A New UT Research Center Is Looking Into How Psychedelics Can Help Those Struggling With Mental Illness

Marcus Capone felt beyond hope. He was having trouble sleeping and suffering from headaches, cognitive impairment, and depression. He turned to alcohol to cope, but that only exacerbated his symptoms. His wife, Amber, was at her wit’s end. They couldn’t keep going on like this. 

Capone medically retired—what happens when a medical condition is deemed severe enough to interfere with proper performance of one’s military duties—after 13 years as a U.S. Navy Seal, and he had a post-traumatic stress disorder (PTSD) diagnosis—but no therapeutic treatments were helping. He and Amber suspected there was more to his diagnosis. It turned out Capone had a traumatic brain injury (TBI), likely sustained from his years of working as an explosives expert and his civilian days playing contact sports. TBIs commonly overlap with PTSD and sneak past without detection. 

When their situation seemed most hopeless, Amber learned of ibogaine, a plant-based psychedelic used as a possible treatment for opioid addiction and other mental health maladies. She and Capone figured, what could it hurt to try? He traveled to Mexico in November 2017 to receive treatment, and came home to Texas not only healed, but passionate about helping other veterans receive similar life-saving remedies. 

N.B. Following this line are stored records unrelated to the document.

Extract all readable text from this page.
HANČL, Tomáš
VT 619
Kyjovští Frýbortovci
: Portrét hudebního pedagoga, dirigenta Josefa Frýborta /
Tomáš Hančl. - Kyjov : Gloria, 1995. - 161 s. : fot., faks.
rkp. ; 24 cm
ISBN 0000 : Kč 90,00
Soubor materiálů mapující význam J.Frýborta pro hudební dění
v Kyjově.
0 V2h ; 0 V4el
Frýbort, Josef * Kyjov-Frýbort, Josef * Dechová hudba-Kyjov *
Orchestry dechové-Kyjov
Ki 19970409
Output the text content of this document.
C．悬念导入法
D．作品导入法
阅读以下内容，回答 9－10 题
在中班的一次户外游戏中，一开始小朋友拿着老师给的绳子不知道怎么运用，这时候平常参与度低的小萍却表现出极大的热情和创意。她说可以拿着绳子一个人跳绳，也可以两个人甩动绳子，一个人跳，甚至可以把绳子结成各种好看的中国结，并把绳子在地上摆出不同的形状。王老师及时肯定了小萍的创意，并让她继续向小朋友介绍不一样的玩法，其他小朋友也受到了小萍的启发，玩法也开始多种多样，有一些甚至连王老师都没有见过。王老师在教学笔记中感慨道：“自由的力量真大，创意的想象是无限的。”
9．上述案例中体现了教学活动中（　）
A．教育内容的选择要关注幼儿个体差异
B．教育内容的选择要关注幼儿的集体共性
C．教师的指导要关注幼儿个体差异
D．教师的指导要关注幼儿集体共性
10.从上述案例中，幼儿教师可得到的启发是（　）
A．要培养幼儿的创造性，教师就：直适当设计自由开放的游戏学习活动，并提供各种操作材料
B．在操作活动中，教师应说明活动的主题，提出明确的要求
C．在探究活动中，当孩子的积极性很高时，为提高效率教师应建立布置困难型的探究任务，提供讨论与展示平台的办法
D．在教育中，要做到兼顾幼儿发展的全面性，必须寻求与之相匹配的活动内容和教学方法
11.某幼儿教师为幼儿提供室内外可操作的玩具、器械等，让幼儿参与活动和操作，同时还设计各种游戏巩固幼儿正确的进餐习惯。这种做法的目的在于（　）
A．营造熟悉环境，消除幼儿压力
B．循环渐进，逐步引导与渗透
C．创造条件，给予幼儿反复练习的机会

In 2019, the couple founded a nonprofit, Veterans Exploring Treatment Solutions (VETS), which provides grants to U.S. Special Forces veterans to undergo psychedelic-assisted therapy treatment outside the U.S., and to receive preparation and integration coaching. Then in April 2021, Capone and Amber testified in support of HB 1802, a bill allowing for the study of alternative therapies for PTSD, particularly psychedelic therapies. In her speech, Amber credited the treatment Capone received with saving his life, their marriage, and their family. The bill passed on June 18, 2021. 

The law’s passage has made psychedelic therapy research in Texas possible and led to the opening of UT’s new Center for Psychedelic Research and Therapy, the first of its kind in the state, totally devoted to studying psychedelics for treating mental health disorders. Helmed by Charles B. Nemeroff and Greg Fonzo, the center is preparing to launch two psychedelic treatment studies—one for victims of childhood abuse, and one focused on veterans with PTSD. Texas has the second-largest veteran population in the U.S., and veterans make up about 7 percent of the state’s 18-and-older civilian population. There are 157,761 in Houston’s Harris County alone, according to data collected from the 2019 American Community Survey. Nemeroff and Fonzo are still fielding participants for the studies, and they receive daily emails from veterans who are desperate to take part, in hopes of finding some relief. 

The veterans study will couple the psychedelic experience with subsequent psychotherapy. There will be someone in the room with them during the experience, and they’ll be listening to music, possibly talking about the things they’re seeing and feeling. Nemeroff and Fonzo think the psychedelics—specifically psilocybin in this case, colloquially known as “magic mushrooms”—will open the veterans’ minds to being receptive to the therapy, and perhaps other neuromodulation or even medications. The drugs facilitate fear extinction, meaning that certain triggers no longer cause fear or anxiety. They may also promote the growth of new nerve connections, enhancing the brain’s capacity for change. In other words, the trip they take on psilocybin could create a safe space for the mind to interact with traumatic memories, and help open it up to more traditional therapy methods like cognitive behavioral therapy. 

Only a few hundred individuals have taken part in controlled trials with psilocybin. As a point of comparison, FDA-approved trials have thousands of subjects before medication is approved—so much more research is needed.  

Throughout his career, Fonzo has worked with veterans at three different VA medical centers, and those experiences have broadened his perspective on what constitutes as trauma. When he was younger, he thought of trauma as a discrete experience, “where you have a life-threatening event and then shortly afterward, you develop some kind of symptoms in relation to it,” he says. “I think the veteran trauma experience is a bit different in the fact that it’s very repeated, and oftentimes very chronic kinds of issues, and sometimes the traumas are not necessarily their own lives being in danger, but losing friends or comrades, and the loss of the connection with that individual. And so there’s a lot of guilt, a lot of self-blame.” 

His and Nemeroff’s approach is informed by the fact that this is a group of people that has suffered from issues that current treatments are not well poised to address: “chronic, repeated trauma, childhood trauma, combat issues, and traumatic brain injury comorbid with a lot of these conditions,” Fonzo says. 

The Center is bringing scientific rigor to a field that hasn’t always been taken seriously. For a long time, psychedelics were classified as drugs of abuse. “They got bad press,” Nemeroff says. “And I think science is winning out where we’ll end up with these medications. ‘Who are they going to be helpful for?’ ‘How is it going to be regulated?’ ‘What’s the FDA going to do about this?’ is all open to question.” 

“I’ve been following this line of research for over a decade,” says Fonzo, “and so I’m very excited. I never thought I’d be in this position, and I’m very happy to be here.”